Volta à pergunta: quanto vale a vida dessas pessoas? Quem está lendo agora consegue olhar para dentro de si e encontrar honestamente algum valor para estas pessoas (que deviam estar incluídas no nosso distinto e luxuoso NÓS!)? Gostaria de sugerir que você pensasse em como garantir que este valor - encontrado dentro de si - possa ser desdobrado para além do bem-estar gerado em você por não se sentir contribuinte da desvalorização dos outros.
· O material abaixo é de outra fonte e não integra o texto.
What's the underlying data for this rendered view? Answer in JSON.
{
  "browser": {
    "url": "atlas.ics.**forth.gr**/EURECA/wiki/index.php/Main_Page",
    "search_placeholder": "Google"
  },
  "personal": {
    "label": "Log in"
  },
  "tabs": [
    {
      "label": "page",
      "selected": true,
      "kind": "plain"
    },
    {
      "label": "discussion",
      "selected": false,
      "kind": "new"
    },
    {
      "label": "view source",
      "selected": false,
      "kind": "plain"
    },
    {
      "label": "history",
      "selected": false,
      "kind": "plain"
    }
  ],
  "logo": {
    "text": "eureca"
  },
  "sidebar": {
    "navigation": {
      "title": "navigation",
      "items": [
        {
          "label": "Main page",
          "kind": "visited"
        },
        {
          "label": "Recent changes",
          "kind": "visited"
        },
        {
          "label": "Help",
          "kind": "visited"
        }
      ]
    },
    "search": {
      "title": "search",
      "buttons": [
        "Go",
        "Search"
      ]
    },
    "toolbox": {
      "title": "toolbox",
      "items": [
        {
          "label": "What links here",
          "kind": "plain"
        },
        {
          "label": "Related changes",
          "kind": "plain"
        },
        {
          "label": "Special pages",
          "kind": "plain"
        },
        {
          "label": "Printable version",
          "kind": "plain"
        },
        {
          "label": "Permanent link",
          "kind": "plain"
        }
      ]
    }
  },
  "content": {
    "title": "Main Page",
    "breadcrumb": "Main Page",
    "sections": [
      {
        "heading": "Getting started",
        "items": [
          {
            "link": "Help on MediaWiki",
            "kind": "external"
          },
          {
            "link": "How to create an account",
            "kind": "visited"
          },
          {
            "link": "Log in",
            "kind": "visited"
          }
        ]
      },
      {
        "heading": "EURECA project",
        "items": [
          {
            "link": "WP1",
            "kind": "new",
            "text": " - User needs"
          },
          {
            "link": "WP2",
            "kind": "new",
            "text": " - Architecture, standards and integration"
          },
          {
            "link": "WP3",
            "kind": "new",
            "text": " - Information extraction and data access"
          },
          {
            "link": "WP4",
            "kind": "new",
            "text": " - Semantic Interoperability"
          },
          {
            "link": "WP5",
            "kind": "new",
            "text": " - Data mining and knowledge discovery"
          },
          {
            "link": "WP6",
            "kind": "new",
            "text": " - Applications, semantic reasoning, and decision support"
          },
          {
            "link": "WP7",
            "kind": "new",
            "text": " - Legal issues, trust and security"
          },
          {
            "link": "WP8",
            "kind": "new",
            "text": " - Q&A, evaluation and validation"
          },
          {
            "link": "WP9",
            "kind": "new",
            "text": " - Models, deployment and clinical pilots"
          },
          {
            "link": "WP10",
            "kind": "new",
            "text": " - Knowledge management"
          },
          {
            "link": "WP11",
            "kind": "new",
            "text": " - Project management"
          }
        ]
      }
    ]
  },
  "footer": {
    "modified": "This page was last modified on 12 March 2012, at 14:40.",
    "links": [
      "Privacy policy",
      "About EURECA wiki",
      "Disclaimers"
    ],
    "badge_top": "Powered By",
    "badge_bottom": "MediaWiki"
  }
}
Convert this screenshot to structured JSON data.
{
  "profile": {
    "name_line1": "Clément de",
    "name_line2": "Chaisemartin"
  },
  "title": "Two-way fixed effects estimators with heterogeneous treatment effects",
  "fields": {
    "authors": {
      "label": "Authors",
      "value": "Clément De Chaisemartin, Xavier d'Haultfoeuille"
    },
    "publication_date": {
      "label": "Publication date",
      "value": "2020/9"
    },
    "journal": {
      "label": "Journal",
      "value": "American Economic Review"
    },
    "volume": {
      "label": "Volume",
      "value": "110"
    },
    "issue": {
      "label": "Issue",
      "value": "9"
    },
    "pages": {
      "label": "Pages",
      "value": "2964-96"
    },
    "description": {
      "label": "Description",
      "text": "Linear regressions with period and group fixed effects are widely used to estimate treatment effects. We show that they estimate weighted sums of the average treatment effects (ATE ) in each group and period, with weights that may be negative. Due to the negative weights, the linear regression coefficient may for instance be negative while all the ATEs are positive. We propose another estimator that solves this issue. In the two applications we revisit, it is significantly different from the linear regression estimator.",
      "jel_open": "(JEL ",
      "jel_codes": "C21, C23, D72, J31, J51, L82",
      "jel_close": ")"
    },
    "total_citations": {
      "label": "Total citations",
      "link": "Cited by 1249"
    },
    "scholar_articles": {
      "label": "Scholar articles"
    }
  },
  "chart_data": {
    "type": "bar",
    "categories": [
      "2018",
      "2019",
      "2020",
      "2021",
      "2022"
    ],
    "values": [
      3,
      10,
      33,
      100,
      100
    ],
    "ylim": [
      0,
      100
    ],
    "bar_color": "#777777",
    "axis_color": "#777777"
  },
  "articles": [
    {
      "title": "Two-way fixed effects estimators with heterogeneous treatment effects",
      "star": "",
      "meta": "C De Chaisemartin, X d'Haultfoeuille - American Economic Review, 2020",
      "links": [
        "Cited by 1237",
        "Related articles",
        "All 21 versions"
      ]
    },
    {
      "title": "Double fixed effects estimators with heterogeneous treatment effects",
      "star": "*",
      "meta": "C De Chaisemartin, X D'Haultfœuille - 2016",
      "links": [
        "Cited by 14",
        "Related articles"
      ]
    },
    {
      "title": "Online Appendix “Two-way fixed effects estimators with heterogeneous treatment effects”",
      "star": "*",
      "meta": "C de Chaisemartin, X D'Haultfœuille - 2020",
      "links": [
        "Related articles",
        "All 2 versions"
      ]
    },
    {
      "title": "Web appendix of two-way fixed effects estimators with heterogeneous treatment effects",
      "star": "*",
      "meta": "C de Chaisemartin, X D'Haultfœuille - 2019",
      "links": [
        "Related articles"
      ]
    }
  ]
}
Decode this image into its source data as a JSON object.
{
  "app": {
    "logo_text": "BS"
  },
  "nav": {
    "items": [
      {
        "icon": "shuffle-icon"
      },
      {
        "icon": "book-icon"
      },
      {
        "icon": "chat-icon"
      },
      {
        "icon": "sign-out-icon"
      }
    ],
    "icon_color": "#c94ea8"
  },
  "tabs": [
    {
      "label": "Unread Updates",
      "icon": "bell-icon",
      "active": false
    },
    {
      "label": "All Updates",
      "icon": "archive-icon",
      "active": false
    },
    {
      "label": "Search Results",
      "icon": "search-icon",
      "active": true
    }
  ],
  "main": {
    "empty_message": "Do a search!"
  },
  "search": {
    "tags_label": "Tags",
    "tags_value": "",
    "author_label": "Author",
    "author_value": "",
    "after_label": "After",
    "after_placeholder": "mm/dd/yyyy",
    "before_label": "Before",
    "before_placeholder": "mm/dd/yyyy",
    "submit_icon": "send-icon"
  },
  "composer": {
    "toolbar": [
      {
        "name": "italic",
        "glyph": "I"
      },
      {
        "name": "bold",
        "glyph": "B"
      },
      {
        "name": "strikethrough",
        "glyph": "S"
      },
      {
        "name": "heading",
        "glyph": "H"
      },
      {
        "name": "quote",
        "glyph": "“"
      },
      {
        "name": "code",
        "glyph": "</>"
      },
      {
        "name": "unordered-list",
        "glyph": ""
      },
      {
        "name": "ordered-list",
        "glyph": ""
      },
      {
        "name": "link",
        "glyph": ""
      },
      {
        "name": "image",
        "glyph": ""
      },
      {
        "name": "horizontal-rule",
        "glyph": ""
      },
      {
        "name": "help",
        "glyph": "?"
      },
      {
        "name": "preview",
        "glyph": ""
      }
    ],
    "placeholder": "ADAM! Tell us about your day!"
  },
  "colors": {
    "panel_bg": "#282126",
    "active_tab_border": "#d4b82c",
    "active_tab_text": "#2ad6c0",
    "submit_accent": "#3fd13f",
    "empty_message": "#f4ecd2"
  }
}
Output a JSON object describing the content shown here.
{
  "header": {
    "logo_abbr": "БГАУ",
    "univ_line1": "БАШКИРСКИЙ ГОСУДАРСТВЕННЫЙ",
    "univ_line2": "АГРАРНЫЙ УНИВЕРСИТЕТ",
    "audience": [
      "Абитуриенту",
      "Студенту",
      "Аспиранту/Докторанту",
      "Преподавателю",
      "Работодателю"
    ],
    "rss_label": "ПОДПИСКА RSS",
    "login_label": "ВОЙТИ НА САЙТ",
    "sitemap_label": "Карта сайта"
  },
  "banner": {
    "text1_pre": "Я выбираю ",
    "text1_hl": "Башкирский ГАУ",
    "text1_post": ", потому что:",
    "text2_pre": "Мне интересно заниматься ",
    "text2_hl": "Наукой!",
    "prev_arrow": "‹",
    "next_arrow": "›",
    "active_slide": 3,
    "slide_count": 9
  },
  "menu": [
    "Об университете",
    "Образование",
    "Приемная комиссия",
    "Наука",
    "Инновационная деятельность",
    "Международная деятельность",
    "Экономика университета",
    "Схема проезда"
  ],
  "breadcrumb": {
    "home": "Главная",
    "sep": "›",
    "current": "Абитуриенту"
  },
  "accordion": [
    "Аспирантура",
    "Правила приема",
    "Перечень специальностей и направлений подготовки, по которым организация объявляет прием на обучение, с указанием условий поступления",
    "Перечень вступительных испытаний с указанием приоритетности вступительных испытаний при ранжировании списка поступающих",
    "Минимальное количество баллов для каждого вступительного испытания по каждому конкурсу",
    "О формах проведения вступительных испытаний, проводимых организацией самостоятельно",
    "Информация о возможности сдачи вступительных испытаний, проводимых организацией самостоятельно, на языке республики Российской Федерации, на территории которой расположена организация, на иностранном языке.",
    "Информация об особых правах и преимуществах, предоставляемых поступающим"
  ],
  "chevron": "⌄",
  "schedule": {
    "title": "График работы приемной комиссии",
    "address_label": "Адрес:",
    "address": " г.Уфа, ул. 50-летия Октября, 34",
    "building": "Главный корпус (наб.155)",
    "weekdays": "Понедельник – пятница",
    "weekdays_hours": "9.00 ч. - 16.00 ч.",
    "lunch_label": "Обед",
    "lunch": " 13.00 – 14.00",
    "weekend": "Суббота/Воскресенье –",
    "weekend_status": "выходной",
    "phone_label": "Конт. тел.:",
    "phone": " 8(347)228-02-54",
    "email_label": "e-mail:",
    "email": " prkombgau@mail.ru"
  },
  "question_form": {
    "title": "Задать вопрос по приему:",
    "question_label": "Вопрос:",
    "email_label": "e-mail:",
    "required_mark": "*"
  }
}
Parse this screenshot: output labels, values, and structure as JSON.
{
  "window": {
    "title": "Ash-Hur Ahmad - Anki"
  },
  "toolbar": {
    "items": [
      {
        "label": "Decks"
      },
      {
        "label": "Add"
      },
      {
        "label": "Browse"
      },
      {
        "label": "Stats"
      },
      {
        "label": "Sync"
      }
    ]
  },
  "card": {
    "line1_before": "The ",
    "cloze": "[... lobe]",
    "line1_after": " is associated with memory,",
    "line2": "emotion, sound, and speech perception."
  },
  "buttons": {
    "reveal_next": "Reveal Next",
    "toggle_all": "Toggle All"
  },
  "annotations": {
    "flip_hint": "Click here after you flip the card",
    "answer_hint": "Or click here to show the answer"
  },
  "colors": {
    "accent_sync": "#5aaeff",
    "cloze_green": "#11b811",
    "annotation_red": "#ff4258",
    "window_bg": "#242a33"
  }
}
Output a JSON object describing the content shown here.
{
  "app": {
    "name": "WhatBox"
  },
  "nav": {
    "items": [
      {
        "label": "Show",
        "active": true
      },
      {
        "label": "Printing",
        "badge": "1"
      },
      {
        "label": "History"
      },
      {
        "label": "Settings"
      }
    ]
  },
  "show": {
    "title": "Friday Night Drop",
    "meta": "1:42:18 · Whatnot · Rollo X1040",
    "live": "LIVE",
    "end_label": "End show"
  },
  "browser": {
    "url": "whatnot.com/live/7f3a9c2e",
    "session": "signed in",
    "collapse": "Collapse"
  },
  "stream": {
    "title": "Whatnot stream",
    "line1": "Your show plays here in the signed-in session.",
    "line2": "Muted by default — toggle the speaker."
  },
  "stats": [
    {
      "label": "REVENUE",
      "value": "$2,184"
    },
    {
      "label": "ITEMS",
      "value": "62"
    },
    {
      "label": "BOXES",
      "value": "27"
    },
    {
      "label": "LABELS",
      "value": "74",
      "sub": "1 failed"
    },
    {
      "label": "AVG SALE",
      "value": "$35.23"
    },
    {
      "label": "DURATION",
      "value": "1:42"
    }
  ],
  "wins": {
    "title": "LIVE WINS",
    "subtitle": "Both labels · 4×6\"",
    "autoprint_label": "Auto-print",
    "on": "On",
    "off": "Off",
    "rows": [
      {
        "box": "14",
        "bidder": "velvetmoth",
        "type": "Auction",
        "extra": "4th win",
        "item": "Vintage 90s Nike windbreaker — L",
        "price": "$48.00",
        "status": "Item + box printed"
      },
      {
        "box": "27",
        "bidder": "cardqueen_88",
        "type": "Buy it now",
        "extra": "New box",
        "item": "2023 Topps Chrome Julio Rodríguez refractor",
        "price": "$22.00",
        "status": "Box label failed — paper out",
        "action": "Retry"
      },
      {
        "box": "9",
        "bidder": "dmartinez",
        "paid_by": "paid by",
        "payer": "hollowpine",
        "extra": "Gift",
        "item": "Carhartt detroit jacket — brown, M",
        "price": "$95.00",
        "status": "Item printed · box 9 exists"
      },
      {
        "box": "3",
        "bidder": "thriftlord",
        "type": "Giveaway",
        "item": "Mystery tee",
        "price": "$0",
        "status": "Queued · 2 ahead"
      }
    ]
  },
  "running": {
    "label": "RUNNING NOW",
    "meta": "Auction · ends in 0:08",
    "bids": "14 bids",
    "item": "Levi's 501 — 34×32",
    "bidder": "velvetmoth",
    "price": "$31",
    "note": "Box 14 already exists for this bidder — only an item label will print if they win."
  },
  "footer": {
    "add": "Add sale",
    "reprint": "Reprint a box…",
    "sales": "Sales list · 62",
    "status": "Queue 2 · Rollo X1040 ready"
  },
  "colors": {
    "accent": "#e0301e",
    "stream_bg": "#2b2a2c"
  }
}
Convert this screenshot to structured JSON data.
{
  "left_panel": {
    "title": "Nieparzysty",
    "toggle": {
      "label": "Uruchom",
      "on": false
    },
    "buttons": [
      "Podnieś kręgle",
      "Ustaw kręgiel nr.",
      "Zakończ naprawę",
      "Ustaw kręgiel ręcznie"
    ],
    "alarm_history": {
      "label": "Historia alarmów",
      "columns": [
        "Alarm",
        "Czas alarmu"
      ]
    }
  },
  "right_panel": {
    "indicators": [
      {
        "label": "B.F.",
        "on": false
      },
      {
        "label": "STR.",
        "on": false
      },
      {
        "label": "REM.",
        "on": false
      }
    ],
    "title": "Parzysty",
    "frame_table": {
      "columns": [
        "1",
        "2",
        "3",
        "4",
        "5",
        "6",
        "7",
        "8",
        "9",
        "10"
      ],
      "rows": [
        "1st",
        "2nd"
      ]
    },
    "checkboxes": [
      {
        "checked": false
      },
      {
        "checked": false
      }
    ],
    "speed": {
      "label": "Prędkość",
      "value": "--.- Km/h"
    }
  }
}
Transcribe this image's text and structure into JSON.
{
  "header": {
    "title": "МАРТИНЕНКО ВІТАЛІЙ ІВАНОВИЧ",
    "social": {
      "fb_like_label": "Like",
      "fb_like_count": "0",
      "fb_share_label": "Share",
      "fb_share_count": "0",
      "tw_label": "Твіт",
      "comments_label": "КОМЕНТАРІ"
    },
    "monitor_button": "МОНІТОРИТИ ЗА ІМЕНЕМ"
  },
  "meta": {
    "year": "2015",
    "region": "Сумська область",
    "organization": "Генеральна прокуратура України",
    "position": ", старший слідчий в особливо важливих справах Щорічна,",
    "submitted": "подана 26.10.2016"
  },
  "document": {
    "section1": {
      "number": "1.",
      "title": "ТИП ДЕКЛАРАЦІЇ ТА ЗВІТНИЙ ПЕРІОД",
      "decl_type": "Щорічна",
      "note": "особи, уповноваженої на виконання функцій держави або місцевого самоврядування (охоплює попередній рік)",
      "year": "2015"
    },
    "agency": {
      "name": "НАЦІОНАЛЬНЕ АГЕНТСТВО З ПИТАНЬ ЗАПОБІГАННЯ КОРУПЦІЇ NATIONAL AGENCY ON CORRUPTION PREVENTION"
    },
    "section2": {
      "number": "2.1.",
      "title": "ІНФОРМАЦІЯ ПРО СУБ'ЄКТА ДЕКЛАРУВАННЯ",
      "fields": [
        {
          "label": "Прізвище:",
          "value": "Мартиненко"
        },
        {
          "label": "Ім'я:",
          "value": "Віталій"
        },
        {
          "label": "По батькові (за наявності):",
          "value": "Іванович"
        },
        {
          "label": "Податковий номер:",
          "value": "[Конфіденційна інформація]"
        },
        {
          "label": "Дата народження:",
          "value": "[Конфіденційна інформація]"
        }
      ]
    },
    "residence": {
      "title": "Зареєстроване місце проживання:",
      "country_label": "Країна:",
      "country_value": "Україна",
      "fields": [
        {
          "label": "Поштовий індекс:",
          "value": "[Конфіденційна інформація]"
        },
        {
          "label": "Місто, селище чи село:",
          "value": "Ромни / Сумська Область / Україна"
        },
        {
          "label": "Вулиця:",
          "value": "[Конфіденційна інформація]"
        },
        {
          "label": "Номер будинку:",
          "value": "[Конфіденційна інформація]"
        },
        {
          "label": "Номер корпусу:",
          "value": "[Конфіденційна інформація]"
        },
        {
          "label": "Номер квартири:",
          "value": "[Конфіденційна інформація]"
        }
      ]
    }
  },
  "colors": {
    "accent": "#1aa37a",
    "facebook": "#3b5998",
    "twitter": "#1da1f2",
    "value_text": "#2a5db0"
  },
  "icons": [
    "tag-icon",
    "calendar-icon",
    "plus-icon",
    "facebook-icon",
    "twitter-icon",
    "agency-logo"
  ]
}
Parece existir algo incoerente em conseguir valorizar todas as pessoas, saber que muitas estão sobrevivendo de maneira praticamente impossível de existência e, mesmo assim, não se buscar fazer nada no cotidiano para mudar isso.
“Busco melhorar a minha própria vida para assim poder melhorar a de todos!”. Argumento válido e me sinto fazendo algo parecido, apesar de estar muito inquieto ainda com a minha própria vida. Só acho que é muito fácil e tentador se perder nesta lógica e passar a só olhar para o próprio umbigo e para “as vidas que têm valor”.
Depois de tanto blá blá blá, fiquei pensando que parece que só quero vitimizar as pessoas que LÁ estão. Como se só fossem pobres-coitados que precisam da nossa “solidariedade”, “caridade” e “amparo”. Como se eles também não tivessem potencial, responsabilidade pela própria vida e também não contribuíssem com a sua própria condição. Não se trata disso, mas não vou escrever mais sobre isso agora.
Apenas acho que, talvez, se estivéssemos em um contexto diferente do qual vivemos nem faria tanto sentido ficar perguntando: Quanto vale a vida de uma pessoa? Retomo a utopia de Paulo Freire e, mesmo parecendo piegas, acredito que chegaríamos a se aproximar da compreensão de que uma vida não tem preço!